Below is a minimal template. Replace the label logic with your study definition.

In [None]:
# --- Example label definition (placeholder) ---
# You MUST adjust this to match your manuscript definitions.
def define_example_labels(U: gpd.GeoDataFrame) -> gpd.GeoDataFrame:
    """Example only: define a binary label from Cu and/or Mo columns if present."""
    out = U.copy()
    # Try common Cu/Mo names
    cu_col = next((c for c in out.columns if c.lower() in ['cu_ppm','cu','copper_ppm','cu_ppb']), None)
    mo_col = next((c for c in out.columns if c.lower() in ['mo_ppm','mo','molybdenum_ppm','mo_ppb']), None)

    if cu_col is None and mo_col is None:
        raise RuntimeError('Could not find Cu/Mo columns.

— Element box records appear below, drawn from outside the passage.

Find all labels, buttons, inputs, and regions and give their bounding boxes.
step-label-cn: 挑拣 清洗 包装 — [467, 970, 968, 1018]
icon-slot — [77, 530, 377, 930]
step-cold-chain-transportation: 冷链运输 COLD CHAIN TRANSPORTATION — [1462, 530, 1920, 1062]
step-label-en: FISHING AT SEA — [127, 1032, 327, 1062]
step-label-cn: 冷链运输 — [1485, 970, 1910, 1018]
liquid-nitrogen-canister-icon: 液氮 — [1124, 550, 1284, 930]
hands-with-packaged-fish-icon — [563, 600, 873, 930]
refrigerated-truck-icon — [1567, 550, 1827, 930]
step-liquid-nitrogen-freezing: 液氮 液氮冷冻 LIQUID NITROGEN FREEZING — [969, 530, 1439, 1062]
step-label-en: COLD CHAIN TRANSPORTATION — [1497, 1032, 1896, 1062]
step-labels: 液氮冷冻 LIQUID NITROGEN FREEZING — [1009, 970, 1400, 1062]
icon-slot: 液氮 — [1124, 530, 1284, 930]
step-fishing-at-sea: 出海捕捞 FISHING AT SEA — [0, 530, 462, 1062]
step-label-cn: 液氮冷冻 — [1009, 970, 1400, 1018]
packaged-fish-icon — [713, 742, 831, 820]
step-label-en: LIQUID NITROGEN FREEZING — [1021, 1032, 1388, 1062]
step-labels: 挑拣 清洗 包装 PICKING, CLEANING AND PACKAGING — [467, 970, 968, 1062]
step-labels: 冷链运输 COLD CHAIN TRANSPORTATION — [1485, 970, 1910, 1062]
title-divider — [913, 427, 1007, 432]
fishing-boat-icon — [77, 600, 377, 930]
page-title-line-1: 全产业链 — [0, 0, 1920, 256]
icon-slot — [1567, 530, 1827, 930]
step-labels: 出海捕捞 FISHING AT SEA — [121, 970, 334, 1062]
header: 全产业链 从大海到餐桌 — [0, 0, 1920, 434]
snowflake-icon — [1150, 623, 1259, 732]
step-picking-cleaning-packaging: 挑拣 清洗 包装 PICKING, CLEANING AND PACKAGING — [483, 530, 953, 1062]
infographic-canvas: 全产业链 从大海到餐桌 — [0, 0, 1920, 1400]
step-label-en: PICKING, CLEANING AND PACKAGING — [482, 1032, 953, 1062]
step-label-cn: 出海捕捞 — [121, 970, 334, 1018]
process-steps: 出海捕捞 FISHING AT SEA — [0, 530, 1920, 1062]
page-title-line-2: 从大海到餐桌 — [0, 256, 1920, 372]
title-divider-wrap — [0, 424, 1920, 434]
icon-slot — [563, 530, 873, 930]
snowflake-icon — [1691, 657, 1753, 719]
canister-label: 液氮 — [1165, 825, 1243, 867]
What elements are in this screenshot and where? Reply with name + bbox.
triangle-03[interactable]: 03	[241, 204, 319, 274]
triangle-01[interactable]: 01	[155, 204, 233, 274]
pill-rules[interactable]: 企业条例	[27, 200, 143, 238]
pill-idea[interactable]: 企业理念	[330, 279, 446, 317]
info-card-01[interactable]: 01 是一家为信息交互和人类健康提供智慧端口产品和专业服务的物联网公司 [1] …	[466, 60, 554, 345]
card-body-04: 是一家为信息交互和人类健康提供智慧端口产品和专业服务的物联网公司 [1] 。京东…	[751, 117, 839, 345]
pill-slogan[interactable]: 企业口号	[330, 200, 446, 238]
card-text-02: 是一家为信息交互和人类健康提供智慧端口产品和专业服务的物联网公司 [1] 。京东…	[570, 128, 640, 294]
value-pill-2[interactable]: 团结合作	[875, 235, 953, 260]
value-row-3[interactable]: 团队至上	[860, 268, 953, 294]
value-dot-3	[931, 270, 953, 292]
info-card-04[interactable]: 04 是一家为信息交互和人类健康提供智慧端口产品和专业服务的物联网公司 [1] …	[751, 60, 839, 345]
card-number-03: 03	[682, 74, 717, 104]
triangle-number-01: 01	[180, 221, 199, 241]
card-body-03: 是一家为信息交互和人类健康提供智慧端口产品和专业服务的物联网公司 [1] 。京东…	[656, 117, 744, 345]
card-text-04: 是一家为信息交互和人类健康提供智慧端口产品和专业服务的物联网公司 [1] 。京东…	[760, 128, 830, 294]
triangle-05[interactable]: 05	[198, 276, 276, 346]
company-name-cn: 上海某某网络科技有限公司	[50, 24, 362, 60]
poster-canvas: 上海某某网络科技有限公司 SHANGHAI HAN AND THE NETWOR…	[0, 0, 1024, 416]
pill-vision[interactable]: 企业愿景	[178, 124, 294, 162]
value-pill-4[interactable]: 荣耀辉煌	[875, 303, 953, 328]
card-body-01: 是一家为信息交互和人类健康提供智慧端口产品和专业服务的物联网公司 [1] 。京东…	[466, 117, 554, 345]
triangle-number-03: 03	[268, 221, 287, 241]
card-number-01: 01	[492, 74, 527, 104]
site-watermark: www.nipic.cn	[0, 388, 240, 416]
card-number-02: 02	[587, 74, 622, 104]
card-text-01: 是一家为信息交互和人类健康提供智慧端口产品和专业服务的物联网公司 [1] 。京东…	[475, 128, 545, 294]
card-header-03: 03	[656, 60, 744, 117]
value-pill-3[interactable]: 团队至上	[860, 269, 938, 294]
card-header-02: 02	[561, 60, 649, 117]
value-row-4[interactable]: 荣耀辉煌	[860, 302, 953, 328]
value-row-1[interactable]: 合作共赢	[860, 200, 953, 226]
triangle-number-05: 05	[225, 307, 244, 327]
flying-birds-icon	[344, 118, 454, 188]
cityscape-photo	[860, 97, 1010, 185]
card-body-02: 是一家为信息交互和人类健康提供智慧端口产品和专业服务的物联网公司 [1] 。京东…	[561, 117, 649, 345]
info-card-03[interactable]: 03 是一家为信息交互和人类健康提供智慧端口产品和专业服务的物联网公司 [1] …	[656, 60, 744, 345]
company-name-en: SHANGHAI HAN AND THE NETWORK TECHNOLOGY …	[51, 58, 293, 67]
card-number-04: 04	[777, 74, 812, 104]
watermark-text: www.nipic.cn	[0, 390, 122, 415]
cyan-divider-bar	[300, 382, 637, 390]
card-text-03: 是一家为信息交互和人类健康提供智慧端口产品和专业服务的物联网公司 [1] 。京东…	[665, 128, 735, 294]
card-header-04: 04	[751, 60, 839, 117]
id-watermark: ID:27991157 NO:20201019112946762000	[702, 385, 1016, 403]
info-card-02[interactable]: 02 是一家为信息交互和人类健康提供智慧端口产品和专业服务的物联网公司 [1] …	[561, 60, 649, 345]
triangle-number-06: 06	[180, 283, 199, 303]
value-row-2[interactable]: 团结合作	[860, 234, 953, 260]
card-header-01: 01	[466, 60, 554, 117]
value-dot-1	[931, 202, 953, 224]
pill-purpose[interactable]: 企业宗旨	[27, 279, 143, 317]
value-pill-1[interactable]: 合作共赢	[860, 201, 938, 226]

Please edit label definition.')

    # Simple threshold as an example (not your real science)
    if cu_col is not None:
        cu = pd.to_numeric(out[cu_col], errors='coerce')
    else:
        cu = pd.Series(np.nan, index=out.index)

    if mo_col is not None:
        mo = pd.to_numeric(out[mo_col], errors='coerce')
    else:
        mo = pd.Series(np.nan, index=out.index)

    out['y_anom'] = ((cu > np.nanpercentile(cu, 95)) | (mo > np.nanpercentile(mo, 95))).astype(int)
    return out

# --- Example feature sets ---
def guess_baseline_features(U: gpd.GeoDataFrame) -> List[str]:
    """Heuristic feature selection: geochem numeric columns + distances."""
    dist_cols = [c for c in U.columns if c.startswith('dist_to_')]
    # include common geochem columns if present
    numeric_cols = [c for c in U.columns if pd.api.types.is_numeric_dtype(U[c])]
    # remove target + identifiers
    drop = set(['y_anom'])
    feats = [c for c in numeric_cols if c not in drop]
    # prioritize dist features + numeric; user can edit
    return sorted(set(dist_cols + feats))

# --- Run template ---
# out = run_pipeline(CONFIG)
# U = out['sites']
# U = define_example_labels(U)

# (Optional) add priors
# U, models = add_knowledge_priors(U, CONFIG)

# group column for spatial CV: you should define bins / blocks; here's a simple example using x_bin/y_bin coarsening
# U['cv_block'] = (round_series(U['x_bin'].values, 500.0).astype(int).astype(str) + '_' +
#                  round_series(U['y_bin'].values, 500.0).astype(int).astype(str))

# feats_base = guess_baseline_features(U)
# scores_base = spatial_cv_scores(U, y_col='y_anom', group_col='cv_block', feature_cols=feats_base, n_splits=CONFIG['n_splits'], top_frac=CONFIG['top_frac_eval'])
# print('Baseline:', scores_base)

# feats_nsai = feats_base + ['prior_sim_max','prior_sim_top10_mean']
# scores_nsai = spatial_cv_scores(U, y_col='y_anom', group_col='cv_block', feature_cols=feats_nsai, n_splits=CONFIG['n_splits'], top_frac=CONFIG['top_frac_eval'])
# print('NSAI:', scores_nsai)

## Notes for GitHub

- Put large data (CSV, shapefiles, JSON models) in `data/` **but add to `.gitignore`**.
- Put API keys in environment variables (never in notebook output).
- Commit the refactored notebook + README.